BRITISH COLUMBIA

Zachary Senko's Photos Of Vancouver Are Electrifying

02/06/2014 01:08 EST | Updated 02/06/2014 01:59 EST
Zachary Senko

We were entranced when we saw Vancouver photographer Zachary Senko's incredible shots of the city. We contacted him and asked about these images, how he went about taking them, and what it is about Vancouver that gives him inspiration.

First, take a look at the amazing photographs, then read Senko's thoughts below:

Vancouver Photographer Zachary Senko's Amazing Shots Of The City

What is this style of photography called? And how do you create the effect?

The style is a blend of architectural photography and common "light trail" effects. I get the desired effect by using an incredibly low shutter speed, and while the shutter is open, I manually pull the zoom on my lens either in or out, fast or slow, depending on how I want the whole image to look.

What was your intention when making this series of shots?

My intention was two-fold, actually. First, I wanted to turn the conventional light trail photography on its head by instead photographing stationary objects in their own form of movement. Secondly, I wanted to showcase the hidden connectivity of the city through the light sources, to give an overall feeling that the electricity connects everything and yet we never see it, so these photos are my way of showing that hidden connection.

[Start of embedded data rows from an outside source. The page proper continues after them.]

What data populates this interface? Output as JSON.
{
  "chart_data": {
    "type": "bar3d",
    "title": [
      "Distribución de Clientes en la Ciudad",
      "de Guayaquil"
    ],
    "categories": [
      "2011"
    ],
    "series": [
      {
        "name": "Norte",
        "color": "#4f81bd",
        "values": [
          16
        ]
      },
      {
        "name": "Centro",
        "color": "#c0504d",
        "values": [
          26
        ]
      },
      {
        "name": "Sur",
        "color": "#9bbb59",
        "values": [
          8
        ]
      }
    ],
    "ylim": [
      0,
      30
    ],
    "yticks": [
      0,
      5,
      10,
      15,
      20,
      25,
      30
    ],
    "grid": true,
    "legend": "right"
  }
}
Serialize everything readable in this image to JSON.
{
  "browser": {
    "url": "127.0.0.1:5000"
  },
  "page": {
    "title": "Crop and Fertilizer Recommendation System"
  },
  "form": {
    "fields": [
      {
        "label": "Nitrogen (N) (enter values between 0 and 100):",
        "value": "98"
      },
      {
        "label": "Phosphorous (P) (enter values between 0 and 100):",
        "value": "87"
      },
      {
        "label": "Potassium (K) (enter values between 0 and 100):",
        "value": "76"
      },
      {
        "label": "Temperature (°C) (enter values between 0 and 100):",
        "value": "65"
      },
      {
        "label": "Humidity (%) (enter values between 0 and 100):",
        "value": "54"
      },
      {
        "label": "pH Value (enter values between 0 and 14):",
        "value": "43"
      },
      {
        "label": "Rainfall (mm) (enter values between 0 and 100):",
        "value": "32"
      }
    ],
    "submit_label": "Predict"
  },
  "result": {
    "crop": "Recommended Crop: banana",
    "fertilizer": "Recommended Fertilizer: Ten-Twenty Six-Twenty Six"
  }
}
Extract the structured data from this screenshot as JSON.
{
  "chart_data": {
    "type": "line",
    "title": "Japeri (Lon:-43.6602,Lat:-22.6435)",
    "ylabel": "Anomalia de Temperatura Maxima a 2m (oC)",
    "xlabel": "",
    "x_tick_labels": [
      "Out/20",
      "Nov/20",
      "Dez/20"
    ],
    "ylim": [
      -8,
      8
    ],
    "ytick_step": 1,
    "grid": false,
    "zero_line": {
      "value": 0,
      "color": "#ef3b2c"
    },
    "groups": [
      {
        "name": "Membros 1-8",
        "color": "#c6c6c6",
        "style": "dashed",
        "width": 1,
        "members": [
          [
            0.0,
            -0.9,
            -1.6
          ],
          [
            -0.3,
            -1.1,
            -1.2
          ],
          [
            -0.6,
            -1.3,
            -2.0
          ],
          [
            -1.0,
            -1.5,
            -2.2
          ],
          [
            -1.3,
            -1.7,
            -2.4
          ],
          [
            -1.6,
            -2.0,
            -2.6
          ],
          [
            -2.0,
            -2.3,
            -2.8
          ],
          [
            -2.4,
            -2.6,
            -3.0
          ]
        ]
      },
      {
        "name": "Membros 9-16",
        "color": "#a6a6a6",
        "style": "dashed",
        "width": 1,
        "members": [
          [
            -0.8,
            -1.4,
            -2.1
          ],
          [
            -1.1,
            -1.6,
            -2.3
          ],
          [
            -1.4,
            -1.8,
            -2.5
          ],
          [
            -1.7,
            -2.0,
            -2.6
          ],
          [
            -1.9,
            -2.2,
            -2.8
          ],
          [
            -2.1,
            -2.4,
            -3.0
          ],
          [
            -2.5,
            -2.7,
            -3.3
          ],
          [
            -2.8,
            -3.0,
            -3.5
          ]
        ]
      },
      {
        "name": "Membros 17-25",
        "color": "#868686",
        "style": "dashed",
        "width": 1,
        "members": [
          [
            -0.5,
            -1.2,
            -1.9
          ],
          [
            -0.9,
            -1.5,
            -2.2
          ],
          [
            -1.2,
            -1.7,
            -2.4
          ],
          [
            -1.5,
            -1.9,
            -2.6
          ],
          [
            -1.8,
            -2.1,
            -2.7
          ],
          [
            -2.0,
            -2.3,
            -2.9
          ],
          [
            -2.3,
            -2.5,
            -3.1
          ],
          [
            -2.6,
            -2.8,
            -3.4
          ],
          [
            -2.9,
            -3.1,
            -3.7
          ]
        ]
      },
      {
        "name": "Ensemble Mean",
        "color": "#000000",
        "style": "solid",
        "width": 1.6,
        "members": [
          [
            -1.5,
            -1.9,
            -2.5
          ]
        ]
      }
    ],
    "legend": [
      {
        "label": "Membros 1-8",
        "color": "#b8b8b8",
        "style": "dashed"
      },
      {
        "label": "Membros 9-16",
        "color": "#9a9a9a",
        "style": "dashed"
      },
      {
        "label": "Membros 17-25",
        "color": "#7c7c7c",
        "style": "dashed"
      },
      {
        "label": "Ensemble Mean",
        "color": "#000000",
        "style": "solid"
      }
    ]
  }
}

Is Vancouver a particularly good subject for photographers? What are you interested in capturing about the city?

Oh absolutely. There is so much here to spark the imagination and drive of a photographer. Beautiful landscapes, diverse people and wildlife, and for me especially, an ever-growing series of beautiful architectural choices.

For me, it is mostly the architecture. I find it both challenging and satisfying to try and take these buildings people see all day everyday, and maybe have them see them in a new light or gain a different perspective. I love that challenge and I love having people tell me that they never thought of these sometimes drab buildings as any form of art, and yet the photos show them as something unique, as if each one carries its own personality and the personality of its occupants.